14 Kasım 2021 tarihinde konuyla ilgili sosyal medya hesabı üzerinden açıklamalarda bulunan gazeteci Alican Uludağ, şunları söylemişti: “Türkiye’de internet gazeteciliği o kadar kötü yapılıyor ki özgün içerik yaratmak yerine tüm gün, editörlerden, başka yayın organlarında çıkan haberleri -kopyala yapıştır- almaları isteniyor. Sonra da biz gazetecilik yapıyoruz diyorlar. Hayır, bu gazetecilik değil kopyacılık.”

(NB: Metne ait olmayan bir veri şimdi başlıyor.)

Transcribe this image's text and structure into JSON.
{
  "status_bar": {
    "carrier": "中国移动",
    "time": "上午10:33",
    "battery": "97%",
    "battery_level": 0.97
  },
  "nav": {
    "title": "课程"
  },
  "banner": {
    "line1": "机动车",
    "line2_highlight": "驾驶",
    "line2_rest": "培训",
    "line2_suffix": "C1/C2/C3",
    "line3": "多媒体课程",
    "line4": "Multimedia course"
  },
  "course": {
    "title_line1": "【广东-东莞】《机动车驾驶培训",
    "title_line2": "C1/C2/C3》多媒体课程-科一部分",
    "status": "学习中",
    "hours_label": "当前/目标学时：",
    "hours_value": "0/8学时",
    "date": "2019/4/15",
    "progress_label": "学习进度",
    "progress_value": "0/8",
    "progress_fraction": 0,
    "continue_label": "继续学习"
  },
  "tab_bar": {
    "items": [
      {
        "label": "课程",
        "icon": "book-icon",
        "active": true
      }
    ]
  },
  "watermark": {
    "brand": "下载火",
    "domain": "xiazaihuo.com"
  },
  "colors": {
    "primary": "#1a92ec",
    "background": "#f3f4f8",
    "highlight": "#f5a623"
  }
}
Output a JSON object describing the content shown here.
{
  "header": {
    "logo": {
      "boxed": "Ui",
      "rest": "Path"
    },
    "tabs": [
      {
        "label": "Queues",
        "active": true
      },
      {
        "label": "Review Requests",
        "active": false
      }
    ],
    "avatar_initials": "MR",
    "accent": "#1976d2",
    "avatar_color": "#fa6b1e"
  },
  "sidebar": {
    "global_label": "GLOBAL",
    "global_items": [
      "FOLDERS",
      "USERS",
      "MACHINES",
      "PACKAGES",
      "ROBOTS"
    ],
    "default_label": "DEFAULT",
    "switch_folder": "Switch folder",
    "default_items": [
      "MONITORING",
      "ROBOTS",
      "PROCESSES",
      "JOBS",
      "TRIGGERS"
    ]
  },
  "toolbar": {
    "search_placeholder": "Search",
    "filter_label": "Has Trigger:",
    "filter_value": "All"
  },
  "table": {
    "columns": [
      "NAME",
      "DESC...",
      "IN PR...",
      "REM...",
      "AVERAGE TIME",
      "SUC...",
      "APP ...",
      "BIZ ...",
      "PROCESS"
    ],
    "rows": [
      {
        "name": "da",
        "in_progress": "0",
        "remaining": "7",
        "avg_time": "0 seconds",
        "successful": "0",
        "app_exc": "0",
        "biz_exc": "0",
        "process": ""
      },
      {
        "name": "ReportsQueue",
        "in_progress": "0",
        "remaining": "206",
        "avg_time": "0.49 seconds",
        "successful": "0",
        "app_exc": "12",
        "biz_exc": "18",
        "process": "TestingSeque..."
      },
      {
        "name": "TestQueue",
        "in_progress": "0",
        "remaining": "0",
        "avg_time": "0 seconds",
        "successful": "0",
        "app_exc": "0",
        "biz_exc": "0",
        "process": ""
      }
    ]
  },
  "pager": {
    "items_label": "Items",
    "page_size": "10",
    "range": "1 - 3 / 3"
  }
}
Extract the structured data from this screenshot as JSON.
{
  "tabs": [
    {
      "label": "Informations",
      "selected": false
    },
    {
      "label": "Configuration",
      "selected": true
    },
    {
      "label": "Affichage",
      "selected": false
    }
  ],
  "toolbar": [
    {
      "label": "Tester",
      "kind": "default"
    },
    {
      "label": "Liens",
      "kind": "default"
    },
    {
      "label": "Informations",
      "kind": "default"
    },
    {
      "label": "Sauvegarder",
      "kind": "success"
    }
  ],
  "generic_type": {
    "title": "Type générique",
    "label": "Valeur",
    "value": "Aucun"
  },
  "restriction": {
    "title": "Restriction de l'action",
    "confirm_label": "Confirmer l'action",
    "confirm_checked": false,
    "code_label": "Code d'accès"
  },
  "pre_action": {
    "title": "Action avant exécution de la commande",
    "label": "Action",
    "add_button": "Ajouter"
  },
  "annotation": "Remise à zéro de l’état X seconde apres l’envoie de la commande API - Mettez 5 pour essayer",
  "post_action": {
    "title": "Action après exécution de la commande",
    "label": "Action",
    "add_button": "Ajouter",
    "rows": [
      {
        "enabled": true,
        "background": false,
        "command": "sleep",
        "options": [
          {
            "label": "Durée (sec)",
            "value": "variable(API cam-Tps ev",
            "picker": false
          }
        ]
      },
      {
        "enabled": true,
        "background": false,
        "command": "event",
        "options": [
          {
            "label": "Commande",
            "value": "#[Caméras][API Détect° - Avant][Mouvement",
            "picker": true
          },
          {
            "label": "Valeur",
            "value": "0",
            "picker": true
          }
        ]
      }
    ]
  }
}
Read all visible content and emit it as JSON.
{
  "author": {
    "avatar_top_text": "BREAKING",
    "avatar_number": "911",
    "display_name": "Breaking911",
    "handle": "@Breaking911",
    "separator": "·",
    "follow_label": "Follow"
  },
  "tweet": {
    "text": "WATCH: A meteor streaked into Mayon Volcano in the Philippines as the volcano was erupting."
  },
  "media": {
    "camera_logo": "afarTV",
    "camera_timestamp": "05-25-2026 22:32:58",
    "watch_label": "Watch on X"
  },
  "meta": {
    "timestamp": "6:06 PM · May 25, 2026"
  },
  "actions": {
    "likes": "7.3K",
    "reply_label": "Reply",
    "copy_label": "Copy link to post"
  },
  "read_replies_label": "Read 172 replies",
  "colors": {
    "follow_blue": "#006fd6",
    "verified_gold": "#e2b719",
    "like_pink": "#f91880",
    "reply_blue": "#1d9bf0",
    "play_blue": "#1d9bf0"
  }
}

Öte yandan Journo ekibi 2024 yılında yayımladığı bir araştırma kapsamında 250 haberi incelemişti. Bu araştırma kapsamında Türkiye’de özel haber oranının da azaldığı belirtilmişti. Bunun başlıca sebeplerinin şunlar olduğunu düşünüyorum: Politik kaygılar, ekonomik kaygılar ve akademik eğitimde yaşanan sorunlar.
2019 yılında Türkiye’de Basın Özgürlüğü (2002-2017) başlıklı yüksek lisans tez çalışmamdan derlenip yayımlanan “Türkiye’de Basın Özgürlüğü” isimli kitapta, Dr. Sarphan Uzunoğlu’nun akademik eğitimde yaşanan sorunlara dikkat çektiği ifadelere yer vermiştim. O dönem çalışmama konuşan Dr. Sarphan Uzunoğlu şunları aktarmıştı: “Kaliteli gazeteciliğin şartları şu anda Türkiye’de oluşmuş değil. Bir kere buna uygun öğrenci yetiştirmiyoruz. Hiçbir gazeteci İletişim Fakültesi’nden mezun olan insan kaynağından memnun değil.”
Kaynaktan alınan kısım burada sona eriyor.